Freedom Day: What does freedom mean for you?
Freedom Day marks an important part of history in South Africa. On the 27th of April 1994, all South Africans countrywide, for the first time, exercised their right to vote in the country’s first democratic elections! It highlighted the beginning of a new journey of building a South Africa that truly belongs to all who live in it. This meant that they had the freedom to choose who they thought would best govern and represent the country they lived in.

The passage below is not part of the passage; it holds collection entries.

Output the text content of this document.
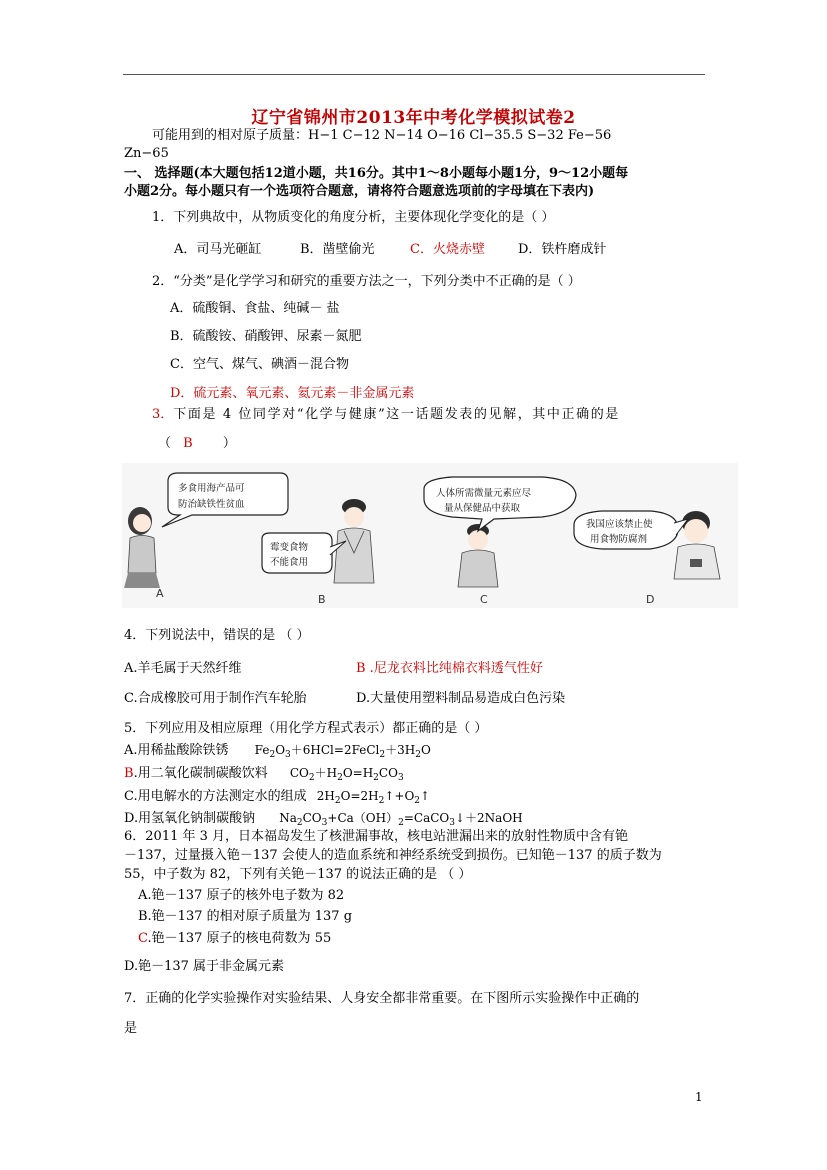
辽宁省锦州市2013年中考化学模拟试卷2
可能用到的相对原子质量：H−1 C−12 N−14 O−16 Cl−35.5 S−32 Fe−56
Zn−65
一、 选择题(本大题包括12道小题，共16分。其中1～8小题每小题1分，9～12小题每
小题2分。每小题只有一个选项符合题意，请将符合题意选项前的字母填在下表内)
1．下列典故中，从物质变化的角度分析，主要体现化学变化的是（ ）
A．司马光砸缸	B．凿壁偷光	C．火烧赤壁	D．铁杵磨成针
2．“分类”是化学学习和研究的重要方法之一，下列分类中不正确的是（ ）
A．硫酸铜、食盐、纯碱－ 盐
B．硫酸铵、硝酸钾、尿素－氮肥
C．空气、煤气、碘酒－混合物
D．硫元素、氧元素、氦元素－非金属元素
3．下面是 4 位同学对“化学与健康”这一话题发表的见解，其中正确的是
（ B ）
多食用海产品可
防治缺铁性贫血
A
霉变食物
不能食用
B
人体所需微量元素应尽
量从保健品中获取
C
我国应该禁止使
用食物防腐剂
D
4．下列说法中，错误的是 （ ）
A.羊毛属于天然纤维	B .尼龙衣料比纯棉衣料透气性好
C.合成橡胶可用于制作汽车轮胎	D.大量使用塑料制品易造成白色污染
5．下列应用及相应原理（用化学方程式表示）都正确的是（ ）
A.用稀盐酸除铁锈 $Fe_2O_3+6HCl=2FeCl_2+3H_2O$
B.用二氧化碳制碳酸饮料 $CO_2+H_2O=H_2CO_3$
C.用电解水的方法测定水的组成 $2H_2O=2H_2↑+O_2↑$
D.用氢氧化钠制碳酸钠 $Na_2CO_3+Ca(OH)_2=CaCO_3↓+2NaOH$
6．2011 年 3 月，日本福岛发生了核泄漏事故，核电站泄漏出来的放射性物质中含有铯
－137，过量摄入铯－137 会使人的造血系统和神经系统受到损伤。已知铯－137 的质子数为
55，中子数为 82，下列有关铯－137 的说法正确的是 （ ）
A.铯－137 原子的核外电子数为 82
B.铯－137 的相对原子质量为 137 g
C.铯－137 原子的核电荷数为 55
D.铯－137 属于非金属元素
7．正确的化学实验操作对实验结果、人身安全都非常重要。在下图所示实验操作中正确的
是
1
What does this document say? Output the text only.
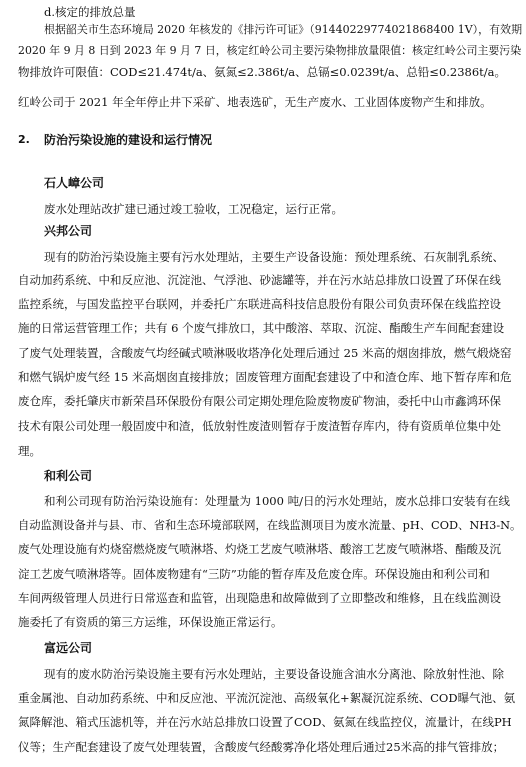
d.核定的排放总量
根据韶关市生态环境局 2020 年核发的《排污许可证》（91440229774021868400 1V），有效期
2020 年 9 月 8 日到 2023 年 9 月 7 日，核定红岭公司主要污染物排放量限值：核定红岭公司主要污染
物排放许可限值：COD≤21.474t/a、氨氮≤2.386t/a、总镉≤0.0239t/a、总铅≤0.2386t/a。
红岭公司于 2021 年全年停止井下采矿、地表选矿，无生产废水、工业固体废物产生和排放。
2. 防治污染设施的建设和运行情况
石人嶂公司
废水处理站改扩建已通过竣工验收，工况稳定，运行正常。
兴邦公司
现有的防治污染设施主要有污水处理站，主要生产设备设施：预处理系统、石灰制乳系统、
自动加药系统、中和反应池、沉淀池、气浮池、砂滤罐等，并在污水站总排放口设置了环保在线
监控系统，与国发监控平台联网，并委托广东联进高科技信息股份有限公司负责环保在线监控设
施的日常运营管理工作；共有 6 个废气排放口，其中酸溶、萃取、沉淀、酯酸生产车间配套建设
了废气处理装置，含酸废气均经碱式喷淋吸收塔净化处理后通过 25 米高的烟囱排放，燃气煅烧窑
和燃气锅炉废气经 15 米高烟囱直接排放；固废管理方面配套建设了中和渣仓库、地下暂存库和危
废仓库，委托肇庆市新荣昌环保股份有限公司定期处理危险废物废矿物油，委托中山市鑫鸿环保
技术有限公司处理一般固废中和渣，低放射性废渣则暂存于废渣暂存库内，待有资质单位集中处
理。
和利公司
和利公司现有防治污染设施有：处理量为 1000 吨/日的污水处理站，废水总排口安装有在线
自动监测设备并与县、市、省和生态环境部联网，在线监测项目为废水流量、pH、COD、NH3-N。
废气处理设施有灼烧窑燃烧废气喷淋塔、灼烧工艺废气喷淋塔、酸溶工艺废气喷淋塔、酯酸及沉
淀工艺废气喷淋塔等。固体废物建有“三防”功能的暂存库及危废仓库。环保设施由和利公司和
车间两级管理人员进行日常巡查和监管，出现隐患和故障做到了立即整改和维修，且在线监测设
施委托了有资质的第三方运维，环保设施正常运行。
富远公司
现有的废水防治污染设施主要有污水处理站，主要设备设施含油水分离池、除放射性池、除
重金属池、自动加药系统、中和反应池、平流沉淀池、高级氧化+絮凝沉淀系统、COD曝气池、氨
氮降解池、箱式压滤机等，并在污水站总排放口设置了COD、氨氮在线监控仪，流量计，在线PH
仪等；生产配套建设了废气处理装置，含酸废气经酸雾净化塔处理后通过25米高的排气管排放；
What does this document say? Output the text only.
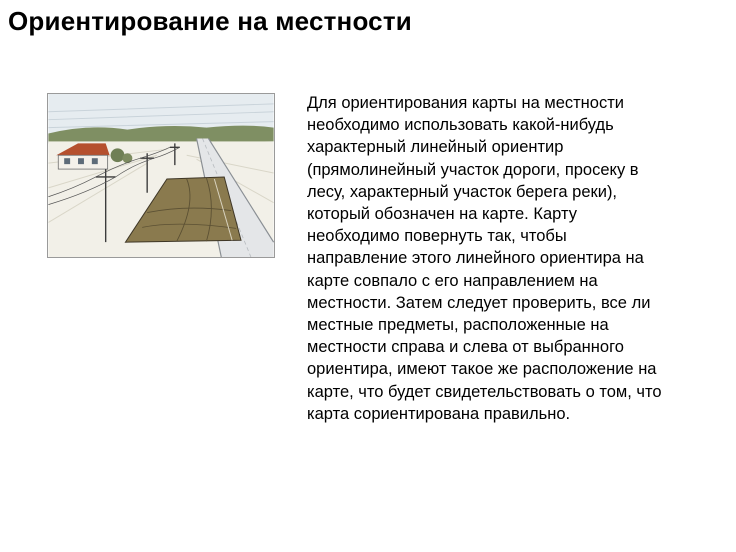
Ориентирование на местности

Для ориентирования карты на местности
необходимо использовать какой-нибудь
характерный линейный ориентир
(прямолинейный участок дороги, просеку в
лесу, характерный участок берега реки),
который обозначен на карте. Карту
необходимо повернуть так, чтобы
направление этого линейного ориентира на
карте совпало с его направлением на
местности. Затем следует проверить, все ли
местные предметы, расположенные на
местности справа и слева от выбранного
ориентира, имеют такое же расположение на
карте, что будет свидетельствовать о том, что
карта сориентирована правильно.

Back then, Freedom Day had a different meaning. The 27th of April symbolised breaking away from the chains of an oppressive government that made sure certain groups of people did not enjoy equal rights as other groups. Yes, I’m talking about Apartheid chomas. Today, we are aiming for a different kind of freedom – a freedom to exercise the right to be who we and not to be discriminated against for our life choices; whether it’s living openly as whatever sexuality you were born with, going against ‘gender roles’ that hold you back or challenging stereotypes and following your own path.
What is "freedom"?
Freedom means having the power or right to act, speak or think as you want. For example, if your boyfriend is emotionally/physically/psychologically abusing you, you have the freedom to leave that relationship because your right to not be abused has not been respected.
But chomas, what happens if you witness someone else being abused, do we have the right to ‘interfere’ and help them? If you feel that by intervening you won’t get harmed in the process, then by all means assist that person. But, if you feel that you will also get harmed then ask or call for help; whether it’s the police or a neighbour. Think about it this way; would you appreciate it if someone kept quiet while looking at you being abused? Probably not, right?

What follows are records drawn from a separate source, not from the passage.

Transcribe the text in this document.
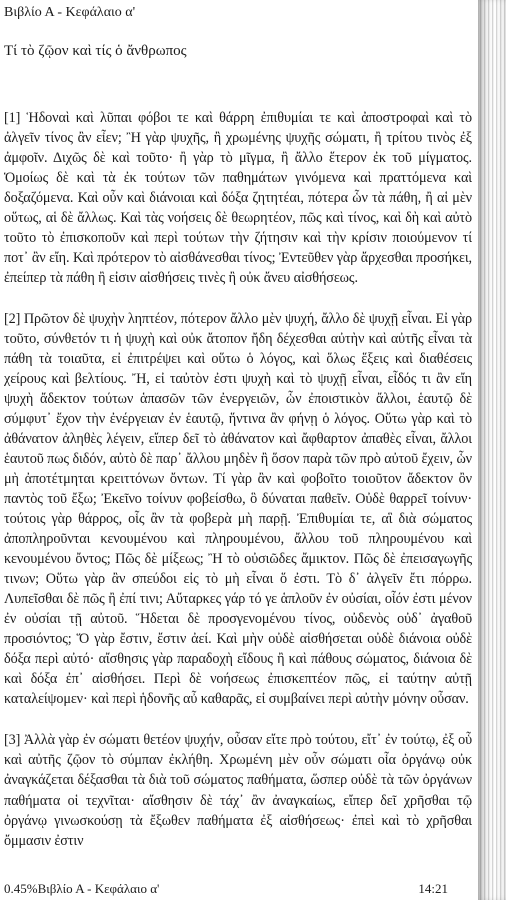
Βιβλίο Α - Κεφάλαιο α'
Τί τὸ ζῷον καὶ τίς ὁ ἄνθρωπος

[1] Ἡδοναὶ καὶ λῦπαι φόβοι τε καὶ θάρρη ἐπιθυμίαι τε καὶ ἀποστροφαὶ καὶ τὸ ἀλγεῖν τίνος ἂν εἶεν; Ἢ γὰρ ψυχῆς, ἢ χρωμένης ψυχῆς σώματι, ἢ τρίτου τινὸς ἐξ ἀμφοῖν. Διχῶς δὲ καὶ τοῦτο· ἢ γὰρ τὸ μῖγμα, ἢ ἄλλο ἕτερον ἐκ τοῦ μίγματος. Ὁμοίως δὲ καὶ τὰ ἐκ τούτων τῶν παθημάτων γινόμενα καὶ πραττόμενα καὶ δοξαζόμενα. Καὶ οὖν καὶ διάνοιαι καὶ δόξα ζητητέαι, πότερα ὧν τὰ πάθη, ἢ αἱ μὲν οὕτως, αἱ δὲ ἄλλως. Καὶ τὰς νοήσεις δὲ θεωρητέον, πῶς καὶ τίνος, καὶ δὴ καὶ αὐτὸ τοῦτο τὸ ἐπισκοποῦν καὶ περὶ τούτων τὴν ζήτησιν καὶ τὴν κρίσιν ποιούμενον τί ποτ᾽ ἂν εἴη. Καὶ πρότερον τὸ αἰσθάνεσθαι τίνος; Ἐντεῦθεν γὰρ ἄρχεσθαι προσήκει, ἐπείπερ τὰ πάθη ἢ εἰσιν αἰσθήσεις τινὲς ἢ οὐκ ἄνευ αἰσθήσεως.

[2] Πρῶτον δὲ ψυχὴν ληπτέον, πότερον ἄλλο μὲν ψυχή, ἄλλο δὲ ψυχῇ εἶναι. Εἰ γὰρ τοῦτο, σύνθετόν τι ἡ ψυχὴ καὶ οὐκ ἄτοπον ἤδη δέχεσθαι αὐτὴν καὶ αὐτῆς εἶναι τὰ πάθη τὰ τοιαῦτα, εἰ ἐπιτρέψει καὶ οὕτω ὁ λόγος, καὶ ὅλως ἕξεις καὶ διαθέσεις χείρους καὶ βελτίους. Ἤ, εἰ ταὐτὸν ἐστι ψυχὴ καὶ τὸ ψυχῇ εἶναι, εἶδός τι ἂν εἴη ψυχὴ ἄδεκτον τούτων ἁπασῶν τῶν ἐνεργειῶν, ὧν ἐποιστικὸν ἄλλοι, ἑαυτῷ δὲ σύμφυτ᾽ ἔχον τὴν ἐνέργειαν ἐν ἑαυτῷ, ἥντινα ἂν φήνῃ ὁ λόγος. Οὕτω γὰρ καὶ τὸ ἀθάνατον ἀληθὲς λέγειν, εἴπερ δεῖ τὸ ἀθάνατον καὶ ἄφθαρτον ἀπαθὲς εἶναι, ἄλλοι ἑαυτοῦ πως διδόν, αὐτὸ δὲ παρ᾽ ἄλλου μηδὲν ἢ ὅσον παρὰ τῶν πρὸ αὐτοῦ ἔχειν, ὧν μὴ ἀποτέτμηται κρειττόνων ὄντων. Τί γὰρ ἂν καὶ φοβοῖτο τοιοῦτον ἄδεκτον ὂν παντὸς τοῦ ἔξω; Ἐκεῖνο τοίνυν φοβείσθω, ὃ δύναται παθεῖν. Οὐδὲ θαρρεῖ τοίνυν· τούτοις γὰρ θάρρος, οἷς ἂν τὰ φοβερὰ μὴ παρῇ. Ἐπιθυμίαι τε, αἳ διὰ σώματος ἀποπληροῦνται κενουμένου καὶ πληρουμένου, ἄλλου τοῦ πληρουμένου καὶ κενουμένου ὄντος; Πῶς δὲ μίξεως; Ἢ τὸ οὐσιῶδες ἄμικτον. Πῶς δὲ ἐπεισαγωγῆς τινων; Οὕτω γὰρ ἂν σπεύδοι εἰς τὸ μὴ εἶναι ὅ ἐστι. Τὸ δ᾽ ἀλγεῖν ἔτι πόρρω. Λυπεῖσθαι δὲ πῶς ἢ ἐπί τινι; Αὔταρκες γάρ τό γε ἁπλοῦν ἐν οὐσίαι, οἷόν ἐστι μένον ἐν οὐσίαι τῇ αὐτοῦ. Ἥδεται δὲ προσγενομένου τίνος, οὐδενὸς οὐδ᾽ ἀγαθοῦ προσιόντος; Ὅ γὰρ ἔστιν, ἔστιν ἀεί. Καὶ μὴν οὐδὲ αἰσθήσεται οὐδὲ διάνοια οὐδὲ δόξα περὶ αὐτό· αἴσθησις γὰρ παραδοχὴ εἴδους ἢ καὶ πάθους σώματος, διάνοια δὲ καὶ δόξα ἐπ᾽ αἰσθήσει. Περὶ δὲ νοήσεως ἐπισκεπτέον πῶς, εἰ ταύτην αὐτῇ καταλείψομεν· καὶ περὶ ἡδονῆς αὖ καθαρᾶς, εἰ συμβαίνει περὶ αὐτὴν μόνην οὖσαν.

[3] Ἀλλὰ γὰρ ἐν σώματι θετέον ψυχήν, οὖσαν εἴτε πρὸ τούτου, εἴτ᾽ ἐν τούτῳ, ἐξ οὗ καὶ αὐτῆς ζῷον τὸ σύμπαν ἐκλήθη. Χρωμένη μὲν οὖν σώματι οἷα ὀργάνῳ οὐκ ἀναγκάζεται δέξασθαι τὰ διὰ τοῦ σώματος παθήματα, ὥσπερ οὐδὲ τὰ τῶν ὀργάνων παθήματα οἱ τεχνῖται· αἴσθησιν δὲ τάχ᾽ ἂν ἀναγκαίως, εἴπερ δεῖ χρῆσθαι τῷ ὀργάνῳ γινωσκούσῃ τὰ ἔξωθεν παθήματα ἐξ αἰσθήσεως· ἐπεὶ καὶ τὸ χρῆσθαι ὄμμασιν ἐστιν

0.45%Βιβλίο Α - Κεφάλαιο α'	14:21
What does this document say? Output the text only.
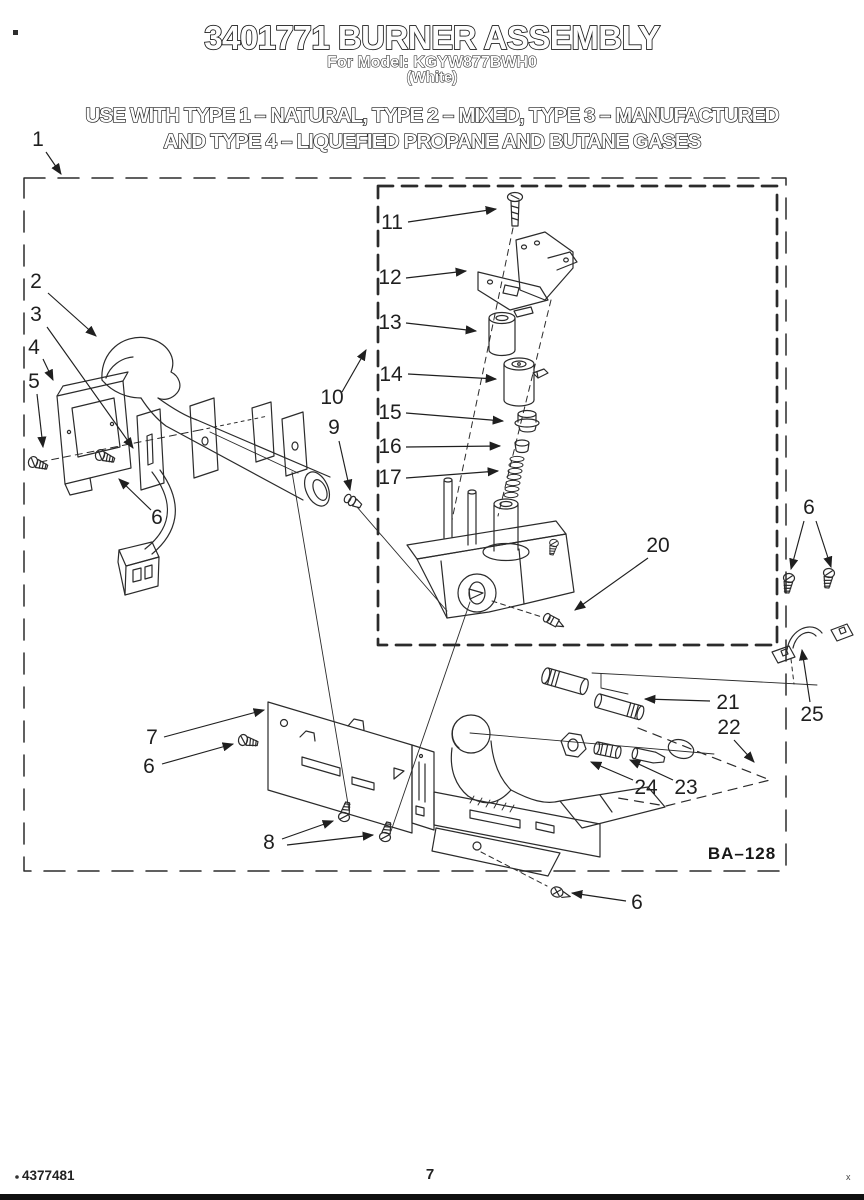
3401771 BURNER ASSEMBLY
For Model: KGYW877BWH0
(White)
USE WITH TYPE 1 – NATURAL, TYPE 2 – MIXED, TYPE 3 – MANUFACTURED
AND TYPE 4 – LIQUEFIED PROPANE AND BUTANE GASES
1
2
3
4
5
6
7
6
8
9
10
11
12
13
14
15
16
17
20
21
22
23
24
25
6
6
BA–128
4377481	7	x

“Umuntu ngumuntu ngabantu” which is a Zulu phrase meaning “A person is a person because of other people.” We are all born within a community which means we are unified as a community. So, if one person is abused, in principle we are all being abused. Same as if one person is being treated unfairly because of their gender, then that means I too can be mistreated because of my gender.
You are free to have access to a social life, to study whatever you want and to love whomever you want chomas. You can move around wherever you want without the fear of being attacked because of your race.
You are unique and you deserve as much equality as the next choma. You have the right to defend yourself and the ones you love if you feel discriminated against. Be proud of who you are and stand tall in knowing that the people who came before you helped you get better access to more opportunities like better education or drinking water, to name a few.
Where we are today
Yes, we are not where we want to be because there are young girls and women who still face discrimination and mistreatment because of what they are and in some parts of the country, the legacy of the past still evident through poverty. However, we now have the power to slowly recognise these inequalities and help change that so that everyone can have equal rights. We all deserve to be treated equally and to treat others with the same respect we deserve, whether at home or in public places such as school/work or in relationships.
Today is important to us all is because it reminds us that no one is better than anyone else and that we are all equal. Chomas, how would you define freedom in today’s society, especially as a young South African? And more importantly, do you feel free today?